PLoS Comput Biol. 2019 Dec 9;15(12):e1007527. doi: 10.1371/journal.pcbi.1007527. eCollection 2019 Dec.

Abstract

Next-generation sequencing based base-by-base distance measures have become an integral complement to epidemiological investigation of infectious disease outbreaks. This study introduces PANPASCO, a computational pan-genome mapping based, pairwise distance method that is highly sensitive to differences between cases, even when located in regions of lineage specific reference genomes.
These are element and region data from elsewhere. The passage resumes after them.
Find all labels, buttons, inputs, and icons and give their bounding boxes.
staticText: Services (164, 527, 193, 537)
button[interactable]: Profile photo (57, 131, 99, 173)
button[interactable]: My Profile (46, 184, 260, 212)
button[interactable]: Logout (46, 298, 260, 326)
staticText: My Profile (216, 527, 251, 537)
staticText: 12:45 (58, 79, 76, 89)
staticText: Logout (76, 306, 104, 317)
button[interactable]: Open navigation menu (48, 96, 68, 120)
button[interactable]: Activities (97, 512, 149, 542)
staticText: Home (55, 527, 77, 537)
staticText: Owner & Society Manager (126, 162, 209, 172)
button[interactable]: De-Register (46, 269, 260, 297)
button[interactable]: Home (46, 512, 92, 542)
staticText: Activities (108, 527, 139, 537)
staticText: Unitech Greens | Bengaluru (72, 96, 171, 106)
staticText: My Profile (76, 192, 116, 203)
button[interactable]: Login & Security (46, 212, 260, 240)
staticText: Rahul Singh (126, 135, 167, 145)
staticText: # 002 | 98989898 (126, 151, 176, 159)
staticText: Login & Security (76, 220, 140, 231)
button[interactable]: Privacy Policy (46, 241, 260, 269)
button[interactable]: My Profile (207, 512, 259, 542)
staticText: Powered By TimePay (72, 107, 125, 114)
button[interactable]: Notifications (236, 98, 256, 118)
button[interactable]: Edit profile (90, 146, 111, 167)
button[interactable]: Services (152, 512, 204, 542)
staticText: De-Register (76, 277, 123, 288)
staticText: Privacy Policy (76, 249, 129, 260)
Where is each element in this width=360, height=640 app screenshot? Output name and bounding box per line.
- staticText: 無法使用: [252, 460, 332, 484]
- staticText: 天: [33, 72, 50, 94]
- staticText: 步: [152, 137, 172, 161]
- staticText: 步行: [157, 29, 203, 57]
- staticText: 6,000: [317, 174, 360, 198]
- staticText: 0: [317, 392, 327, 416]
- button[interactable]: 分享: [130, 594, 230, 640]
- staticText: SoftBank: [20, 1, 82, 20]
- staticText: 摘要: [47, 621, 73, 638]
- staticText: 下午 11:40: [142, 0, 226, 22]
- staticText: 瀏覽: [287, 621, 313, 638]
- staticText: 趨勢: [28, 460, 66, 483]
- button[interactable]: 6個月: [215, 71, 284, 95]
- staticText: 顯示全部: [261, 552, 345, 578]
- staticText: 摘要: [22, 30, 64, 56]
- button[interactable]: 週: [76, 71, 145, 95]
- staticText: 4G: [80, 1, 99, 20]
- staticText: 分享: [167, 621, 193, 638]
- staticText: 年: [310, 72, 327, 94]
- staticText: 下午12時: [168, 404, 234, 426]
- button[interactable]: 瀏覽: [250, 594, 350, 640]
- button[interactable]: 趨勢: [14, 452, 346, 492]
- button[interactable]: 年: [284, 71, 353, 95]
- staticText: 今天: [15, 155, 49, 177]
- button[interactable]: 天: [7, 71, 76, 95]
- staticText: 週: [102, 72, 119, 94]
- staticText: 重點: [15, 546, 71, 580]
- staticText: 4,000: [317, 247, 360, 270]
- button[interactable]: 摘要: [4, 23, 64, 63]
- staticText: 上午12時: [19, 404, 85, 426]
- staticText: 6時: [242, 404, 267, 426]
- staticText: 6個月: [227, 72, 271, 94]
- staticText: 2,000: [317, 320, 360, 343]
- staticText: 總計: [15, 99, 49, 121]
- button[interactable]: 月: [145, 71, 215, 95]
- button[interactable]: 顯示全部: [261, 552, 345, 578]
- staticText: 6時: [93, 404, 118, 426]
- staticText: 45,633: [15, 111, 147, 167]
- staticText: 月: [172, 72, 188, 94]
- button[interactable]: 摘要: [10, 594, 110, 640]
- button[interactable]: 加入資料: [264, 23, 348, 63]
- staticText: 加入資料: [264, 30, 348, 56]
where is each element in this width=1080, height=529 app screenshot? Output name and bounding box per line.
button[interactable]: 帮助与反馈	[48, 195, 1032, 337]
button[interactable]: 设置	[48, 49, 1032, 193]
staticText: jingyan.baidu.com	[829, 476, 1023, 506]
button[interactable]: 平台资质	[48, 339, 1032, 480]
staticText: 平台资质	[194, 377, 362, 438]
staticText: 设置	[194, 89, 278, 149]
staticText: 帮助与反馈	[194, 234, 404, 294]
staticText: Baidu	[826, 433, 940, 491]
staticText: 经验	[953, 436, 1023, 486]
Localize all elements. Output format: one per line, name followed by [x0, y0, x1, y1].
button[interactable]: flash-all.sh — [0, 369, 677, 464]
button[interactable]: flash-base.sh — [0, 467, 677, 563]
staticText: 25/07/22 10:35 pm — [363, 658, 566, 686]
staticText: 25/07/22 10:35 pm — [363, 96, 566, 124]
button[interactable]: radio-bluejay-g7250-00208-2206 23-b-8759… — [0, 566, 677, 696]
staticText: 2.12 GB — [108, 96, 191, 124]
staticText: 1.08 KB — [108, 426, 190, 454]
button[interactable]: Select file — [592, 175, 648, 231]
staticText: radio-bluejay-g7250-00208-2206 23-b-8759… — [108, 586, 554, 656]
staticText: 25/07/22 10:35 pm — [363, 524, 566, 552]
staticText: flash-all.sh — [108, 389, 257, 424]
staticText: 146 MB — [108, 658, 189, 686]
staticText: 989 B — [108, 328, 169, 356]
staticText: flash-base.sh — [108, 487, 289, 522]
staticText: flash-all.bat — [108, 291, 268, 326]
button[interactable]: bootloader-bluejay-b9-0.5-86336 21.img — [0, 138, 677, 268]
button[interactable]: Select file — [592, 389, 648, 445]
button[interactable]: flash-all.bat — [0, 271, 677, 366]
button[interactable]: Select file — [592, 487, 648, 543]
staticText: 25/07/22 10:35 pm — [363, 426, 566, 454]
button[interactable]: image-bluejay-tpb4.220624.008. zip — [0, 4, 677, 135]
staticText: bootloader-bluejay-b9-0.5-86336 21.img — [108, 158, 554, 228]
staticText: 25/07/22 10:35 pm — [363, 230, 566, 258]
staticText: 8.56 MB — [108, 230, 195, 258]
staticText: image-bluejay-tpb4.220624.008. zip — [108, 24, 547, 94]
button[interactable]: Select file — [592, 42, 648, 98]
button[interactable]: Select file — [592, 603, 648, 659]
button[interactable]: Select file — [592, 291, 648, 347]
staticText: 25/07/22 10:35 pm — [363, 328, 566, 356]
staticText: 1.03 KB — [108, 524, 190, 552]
We show that our approach is superior to previously published methods in several datasets and across different Mycobacterium tuberculosis lineages, as its characteristics allow the comparison of a high number of diverse samples in one analysis-a scenario that becomes more and more likely with the increased usage of whole-genome sequencing in transmission surveillance.

Publication types

  • Research Support, Non-U.S. Gov't

MeSH terms

  • Chromosome Mapping
  • Computational Biology
  • Computer Simulation
  • DNA, Bacterial / genetics
  • Databases, Genetic / statistics & numerical data
  • Disease Outbreaks / statistics & numerical data
  • Genome, Bacterial
  • High-Throughput Nucleotide Sequencing
  • Humans
  • Molecular Epidemiology / statistics & numerical data
  • Mycobacterium tuberculosis / classification
  • Mycobacterium tuberculosis / genetics*
  • Polymorphism, Single Nucleotide
  • Sequence Analysis, DNA
  • Tuberculosis / epidemiology
  • Tuberculosis / microbiology
  • Tuberculosis / transmission*
  • Whole Genome Sequencing

Substances

  • DNA, Bacterial

Grants and funding

This work was supported by the competitive intramural funding of the Robert Koch Institute (Sonderforschungsmittel 2015 to BYR and WH). The funders had no role in study design, data collection and analysis, decision to publish, or preparation of the manuscript.